За свою почти сорокалетнюю карьеру Рональд Четвинд-Хейс выпустил более шестидесяти книг — романов, новеллизаций, сборников рассказов и антологий.

Его произведение «Детектив-экстрасенс» («The Psychic Detective») привлекло внимание киностудий «Hammer Films» и «Warner Bros.», а по рассказу «Вещь» («The Thing») был снят мультипликационный фильм. Один из сборников Четвинда-Хейса называется «Ад таков, каким ты его творишь» («Hell Is What You Make It»). Его рассказы публиковались в таких изданиях, как «Темные голоса. Книга ужасов от „Pan“» («Dark Voices: The Pan Book of Horror»), «Weird Tales», «После заката» («After Dark») и «Оборотни» («The Mammoth Book of Werewolves»), а журналы «Phenix» (Франция) и «Scarlet Street» (США) посвятили его работе специальные выпуски.

О нижеследующем произведении скромный автор высказался так: «Честно признаюсь, не могу смотреть на эту мою раннюю работу иначе как с безмерным восхищением (цитируя Ноэля Кауарда). Она соскользнула с кончиков моих пальцев на клавиши печатной машинки, а следовательно, и на бумагу, как по маслу. Как верно то, что Чарли Браунлоу получил необходимый для создания монстра опыт в лавке мясника и в автомастерской! Я сильно подозреваю, что многие хирурги обучались там же и знают не многим больше, а то и меньше, чем мой современный Франкенштейн.

Может, читателей заинтересует, что в шестнадцать лет, после просмотра „Сына Франкенштейна“ („Son of Frankenstein“) в местном кинотеатре, я в мастерской своего деда заспиртовал овечье сердце и выделил чистый спирт из денатурата. Однако к созданию настоящего монстра так и не приблизился…»


Чарли Браунлоу решил создать монстра. Нет, поймите меня правильно, ничего этакого, особо трудоемкого. Ничего, что требовало бы дорогостоящей лаборатории, сонма мигающих лампочек и нагромождения гудящих приборов. Не собирался он ни вскрывать в полночь могилы, ни воровать мозги сумасшедших, ни убивать ни в чем не повинных крестьян, чтобы вырывать у них сердца, — он вообще не намеревался заниматься подобными благоглупостями, которые привели к неминуемому провалу барона Франкенштейна.

По существу, после интенсивного курса обучения, а именно ночных просмотров по телевизору всех демонстрируемых фильмов ужасов, он пришел к выводу, что заблуждавшийся барон был слишком амбициозен. Его создание оказалось непомерно большим. Подумать только — громадный увалень, которого никому не под силу контролировать! Нет, он создаст милого маленького монстрика, которому, если тот начнет буянить, можно и подзатыльник отвесить. Полное удовольствие за свои деньги, как говорится.

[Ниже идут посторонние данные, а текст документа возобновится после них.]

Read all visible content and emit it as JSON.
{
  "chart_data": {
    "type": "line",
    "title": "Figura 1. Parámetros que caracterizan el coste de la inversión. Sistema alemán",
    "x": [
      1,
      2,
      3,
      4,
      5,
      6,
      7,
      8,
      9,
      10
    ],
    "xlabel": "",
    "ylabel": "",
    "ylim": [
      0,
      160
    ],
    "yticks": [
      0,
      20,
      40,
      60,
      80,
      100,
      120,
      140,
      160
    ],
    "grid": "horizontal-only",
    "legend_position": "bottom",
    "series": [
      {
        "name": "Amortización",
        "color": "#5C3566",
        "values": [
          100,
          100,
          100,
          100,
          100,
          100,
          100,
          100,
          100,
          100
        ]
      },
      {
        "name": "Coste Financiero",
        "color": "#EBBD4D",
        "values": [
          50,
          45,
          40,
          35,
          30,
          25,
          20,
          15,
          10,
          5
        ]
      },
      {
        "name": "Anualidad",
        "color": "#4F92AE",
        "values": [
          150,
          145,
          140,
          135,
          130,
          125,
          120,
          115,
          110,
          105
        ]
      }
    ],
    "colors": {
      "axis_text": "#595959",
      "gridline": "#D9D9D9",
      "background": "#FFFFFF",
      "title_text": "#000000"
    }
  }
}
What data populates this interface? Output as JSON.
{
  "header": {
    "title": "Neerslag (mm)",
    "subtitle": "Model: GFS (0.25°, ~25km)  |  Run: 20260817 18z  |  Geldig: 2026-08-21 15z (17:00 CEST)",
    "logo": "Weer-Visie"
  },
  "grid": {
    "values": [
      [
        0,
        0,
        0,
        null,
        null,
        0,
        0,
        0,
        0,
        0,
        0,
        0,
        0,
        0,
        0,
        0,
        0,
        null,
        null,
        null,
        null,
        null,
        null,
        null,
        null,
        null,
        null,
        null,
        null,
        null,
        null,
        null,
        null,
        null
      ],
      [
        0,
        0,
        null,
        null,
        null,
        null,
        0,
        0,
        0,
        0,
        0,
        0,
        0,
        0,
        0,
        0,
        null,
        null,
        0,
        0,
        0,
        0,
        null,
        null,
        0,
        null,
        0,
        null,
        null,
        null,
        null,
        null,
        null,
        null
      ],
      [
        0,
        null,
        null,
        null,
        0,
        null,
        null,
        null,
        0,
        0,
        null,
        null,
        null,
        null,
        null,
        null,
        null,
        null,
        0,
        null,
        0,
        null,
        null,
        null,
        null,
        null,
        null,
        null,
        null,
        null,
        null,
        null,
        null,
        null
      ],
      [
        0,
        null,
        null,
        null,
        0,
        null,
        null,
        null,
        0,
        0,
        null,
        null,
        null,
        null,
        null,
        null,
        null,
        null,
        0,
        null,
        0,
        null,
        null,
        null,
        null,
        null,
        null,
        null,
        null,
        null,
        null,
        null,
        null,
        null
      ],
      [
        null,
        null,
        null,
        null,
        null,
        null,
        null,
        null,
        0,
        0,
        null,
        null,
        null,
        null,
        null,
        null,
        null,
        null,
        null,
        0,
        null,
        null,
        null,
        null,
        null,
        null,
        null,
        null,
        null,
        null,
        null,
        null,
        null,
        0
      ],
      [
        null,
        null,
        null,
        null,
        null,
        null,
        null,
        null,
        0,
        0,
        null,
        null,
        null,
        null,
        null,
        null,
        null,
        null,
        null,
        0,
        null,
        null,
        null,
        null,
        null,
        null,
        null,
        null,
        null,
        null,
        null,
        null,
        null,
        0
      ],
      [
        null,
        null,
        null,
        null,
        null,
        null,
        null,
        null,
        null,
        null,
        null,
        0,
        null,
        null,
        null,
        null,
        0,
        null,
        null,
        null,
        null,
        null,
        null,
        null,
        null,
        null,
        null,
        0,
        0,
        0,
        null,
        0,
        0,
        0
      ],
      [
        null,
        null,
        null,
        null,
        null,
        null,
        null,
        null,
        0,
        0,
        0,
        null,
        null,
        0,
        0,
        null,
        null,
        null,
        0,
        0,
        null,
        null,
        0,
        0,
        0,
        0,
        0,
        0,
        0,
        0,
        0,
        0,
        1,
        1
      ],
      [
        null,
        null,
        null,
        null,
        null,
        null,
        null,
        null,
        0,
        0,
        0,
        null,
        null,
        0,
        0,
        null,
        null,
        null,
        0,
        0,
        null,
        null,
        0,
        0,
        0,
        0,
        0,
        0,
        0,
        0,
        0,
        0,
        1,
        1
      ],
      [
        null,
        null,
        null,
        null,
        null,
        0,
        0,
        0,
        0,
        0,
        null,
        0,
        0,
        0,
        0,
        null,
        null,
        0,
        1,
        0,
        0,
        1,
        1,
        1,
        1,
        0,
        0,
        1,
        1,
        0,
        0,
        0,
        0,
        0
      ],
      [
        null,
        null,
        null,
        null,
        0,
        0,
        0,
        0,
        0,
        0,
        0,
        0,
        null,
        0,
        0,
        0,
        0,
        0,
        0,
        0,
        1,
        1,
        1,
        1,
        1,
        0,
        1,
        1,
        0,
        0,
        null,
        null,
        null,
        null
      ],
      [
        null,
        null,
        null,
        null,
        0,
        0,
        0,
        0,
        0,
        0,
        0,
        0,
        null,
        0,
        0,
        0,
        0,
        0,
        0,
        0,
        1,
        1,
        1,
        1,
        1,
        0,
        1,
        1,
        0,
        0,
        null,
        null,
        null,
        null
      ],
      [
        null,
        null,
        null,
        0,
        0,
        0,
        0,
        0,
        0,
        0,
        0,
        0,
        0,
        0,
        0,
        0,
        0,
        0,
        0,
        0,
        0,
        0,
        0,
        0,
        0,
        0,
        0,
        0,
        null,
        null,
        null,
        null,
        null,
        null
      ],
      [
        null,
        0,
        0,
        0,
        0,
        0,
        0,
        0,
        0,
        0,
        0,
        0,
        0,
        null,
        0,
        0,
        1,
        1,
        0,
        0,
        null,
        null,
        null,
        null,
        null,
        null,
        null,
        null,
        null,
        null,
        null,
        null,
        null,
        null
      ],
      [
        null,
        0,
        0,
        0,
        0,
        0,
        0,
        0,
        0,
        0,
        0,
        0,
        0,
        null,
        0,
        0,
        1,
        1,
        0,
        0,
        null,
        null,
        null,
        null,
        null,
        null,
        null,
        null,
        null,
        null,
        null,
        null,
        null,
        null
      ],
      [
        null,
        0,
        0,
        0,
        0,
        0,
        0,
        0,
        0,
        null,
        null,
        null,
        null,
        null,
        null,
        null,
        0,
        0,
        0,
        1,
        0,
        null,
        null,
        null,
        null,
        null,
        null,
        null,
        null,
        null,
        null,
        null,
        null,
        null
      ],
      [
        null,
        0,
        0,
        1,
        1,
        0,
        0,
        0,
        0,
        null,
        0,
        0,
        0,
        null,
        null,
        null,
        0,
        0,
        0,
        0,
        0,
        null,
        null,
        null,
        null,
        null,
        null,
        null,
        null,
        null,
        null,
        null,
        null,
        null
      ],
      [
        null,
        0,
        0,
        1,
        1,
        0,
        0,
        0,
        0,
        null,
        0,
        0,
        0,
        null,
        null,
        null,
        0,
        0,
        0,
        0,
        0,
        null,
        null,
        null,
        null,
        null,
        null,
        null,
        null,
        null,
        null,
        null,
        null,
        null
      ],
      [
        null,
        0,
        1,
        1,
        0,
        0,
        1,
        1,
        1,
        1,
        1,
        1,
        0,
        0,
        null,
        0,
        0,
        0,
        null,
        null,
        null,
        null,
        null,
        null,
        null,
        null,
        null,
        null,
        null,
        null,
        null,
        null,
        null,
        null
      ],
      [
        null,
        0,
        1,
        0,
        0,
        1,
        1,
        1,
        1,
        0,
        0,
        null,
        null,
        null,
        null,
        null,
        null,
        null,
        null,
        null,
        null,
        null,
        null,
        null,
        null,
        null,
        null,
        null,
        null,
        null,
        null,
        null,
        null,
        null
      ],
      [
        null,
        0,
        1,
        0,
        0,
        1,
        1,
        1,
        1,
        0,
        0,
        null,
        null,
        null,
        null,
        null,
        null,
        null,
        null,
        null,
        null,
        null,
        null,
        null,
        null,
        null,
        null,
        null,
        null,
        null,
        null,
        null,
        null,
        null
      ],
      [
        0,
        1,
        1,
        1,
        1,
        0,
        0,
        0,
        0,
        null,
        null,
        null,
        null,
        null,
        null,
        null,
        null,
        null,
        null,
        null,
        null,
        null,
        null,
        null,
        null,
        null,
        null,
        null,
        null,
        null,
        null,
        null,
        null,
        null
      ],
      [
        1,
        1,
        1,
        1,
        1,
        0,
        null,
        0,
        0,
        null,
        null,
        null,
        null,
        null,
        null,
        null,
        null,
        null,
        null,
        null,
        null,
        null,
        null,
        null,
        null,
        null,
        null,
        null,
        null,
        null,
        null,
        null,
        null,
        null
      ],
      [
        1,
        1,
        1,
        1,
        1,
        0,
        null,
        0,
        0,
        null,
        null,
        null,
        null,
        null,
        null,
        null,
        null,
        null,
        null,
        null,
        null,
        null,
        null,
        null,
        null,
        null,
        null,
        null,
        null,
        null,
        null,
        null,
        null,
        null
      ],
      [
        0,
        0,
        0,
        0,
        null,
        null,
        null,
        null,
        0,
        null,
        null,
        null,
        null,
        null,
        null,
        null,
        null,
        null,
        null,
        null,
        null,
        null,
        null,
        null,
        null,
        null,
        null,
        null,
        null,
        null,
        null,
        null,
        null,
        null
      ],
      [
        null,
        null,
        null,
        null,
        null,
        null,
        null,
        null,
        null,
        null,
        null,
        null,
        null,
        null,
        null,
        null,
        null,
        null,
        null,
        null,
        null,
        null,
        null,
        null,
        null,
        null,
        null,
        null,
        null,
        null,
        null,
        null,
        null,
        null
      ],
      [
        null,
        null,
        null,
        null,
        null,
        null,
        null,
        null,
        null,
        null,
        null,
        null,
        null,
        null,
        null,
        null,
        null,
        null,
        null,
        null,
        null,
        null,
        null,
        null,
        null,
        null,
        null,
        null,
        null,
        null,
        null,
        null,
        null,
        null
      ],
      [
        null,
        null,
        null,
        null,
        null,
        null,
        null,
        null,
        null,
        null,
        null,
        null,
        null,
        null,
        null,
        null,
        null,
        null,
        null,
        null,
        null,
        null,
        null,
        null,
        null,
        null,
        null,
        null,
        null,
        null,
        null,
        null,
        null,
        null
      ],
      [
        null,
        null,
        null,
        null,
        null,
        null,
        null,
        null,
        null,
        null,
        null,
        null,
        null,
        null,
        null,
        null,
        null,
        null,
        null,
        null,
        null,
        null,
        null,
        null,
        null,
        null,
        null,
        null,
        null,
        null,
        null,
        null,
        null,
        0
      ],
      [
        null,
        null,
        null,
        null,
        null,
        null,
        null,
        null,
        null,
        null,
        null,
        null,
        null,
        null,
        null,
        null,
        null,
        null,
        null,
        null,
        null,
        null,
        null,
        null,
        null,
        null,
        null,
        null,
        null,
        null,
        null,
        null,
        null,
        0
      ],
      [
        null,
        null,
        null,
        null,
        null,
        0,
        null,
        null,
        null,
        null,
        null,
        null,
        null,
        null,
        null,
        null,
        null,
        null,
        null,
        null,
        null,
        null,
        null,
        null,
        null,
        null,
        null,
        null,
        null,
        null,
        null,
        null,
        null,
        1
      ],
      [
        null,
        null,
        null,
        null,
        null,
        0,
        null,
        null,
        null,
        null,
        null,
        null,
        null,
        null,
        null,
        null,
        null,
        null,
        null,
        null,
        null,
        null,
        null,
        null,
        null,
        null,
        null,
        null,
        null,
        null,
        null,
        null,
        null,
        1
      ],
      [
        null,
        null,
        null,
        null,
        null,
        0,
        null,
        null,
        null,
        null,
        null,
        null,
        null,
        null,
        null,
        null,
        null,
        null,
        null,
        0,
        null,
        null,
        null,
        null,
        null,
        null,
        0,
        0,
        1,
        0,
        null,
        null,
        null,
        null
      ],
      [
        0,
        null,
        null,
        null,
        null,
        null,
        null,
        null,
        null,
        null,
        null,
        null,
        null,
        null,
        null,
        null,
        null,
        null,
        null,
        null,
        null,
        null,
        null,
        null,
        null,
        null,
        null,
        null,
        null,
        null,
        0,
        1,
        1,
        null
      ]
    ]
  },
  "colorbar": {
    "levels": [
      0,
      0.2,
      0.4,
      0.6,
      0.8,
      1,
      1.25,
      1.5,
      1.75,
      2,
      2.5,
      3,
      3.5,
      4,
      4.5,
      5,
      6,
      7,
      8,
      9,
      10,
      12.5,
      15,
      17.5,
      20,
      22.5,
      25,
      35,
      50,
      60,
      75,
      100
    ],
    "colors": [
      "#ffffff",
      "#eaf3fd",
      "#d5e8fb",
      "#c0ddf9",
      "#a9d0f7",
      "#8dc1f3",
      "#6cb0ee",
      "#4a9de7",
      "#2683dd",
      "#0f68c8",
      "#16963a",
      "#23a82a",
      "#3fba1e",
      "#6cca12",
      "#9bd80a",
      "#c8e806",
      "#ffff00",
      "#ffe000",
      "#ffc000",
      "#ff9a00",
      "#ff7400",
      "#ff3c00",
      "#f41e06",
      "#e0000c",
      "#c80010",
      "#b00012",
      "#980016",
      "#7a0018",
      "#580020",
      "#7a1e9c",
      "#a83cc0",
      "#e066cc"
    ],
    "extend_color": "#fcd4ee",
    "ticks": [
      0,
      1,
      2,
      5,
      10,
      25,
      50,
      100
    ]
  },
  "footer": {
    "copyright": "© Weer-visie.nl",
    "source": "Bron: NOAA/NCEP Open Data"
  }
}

Впрочем, если вы сами никогда не создавали монстров, вы понятия не имеете, сколько здесь возникает проблем. Собрать материалы, не прибегая к неэтичным способам барона, — уже само по себе дело головоломное, и Чарли, возможно, так никогда бы и не справился с ним, если бы его прадедушка не надумал уплыть в вечность по морю неразбавленного виски. Старикашка долго хворал, печень и почки у него совсем износились после многолетних перегрузок, и семейство согласилось, что смерть прадеда только принесла облегчение всем, включая и его самого.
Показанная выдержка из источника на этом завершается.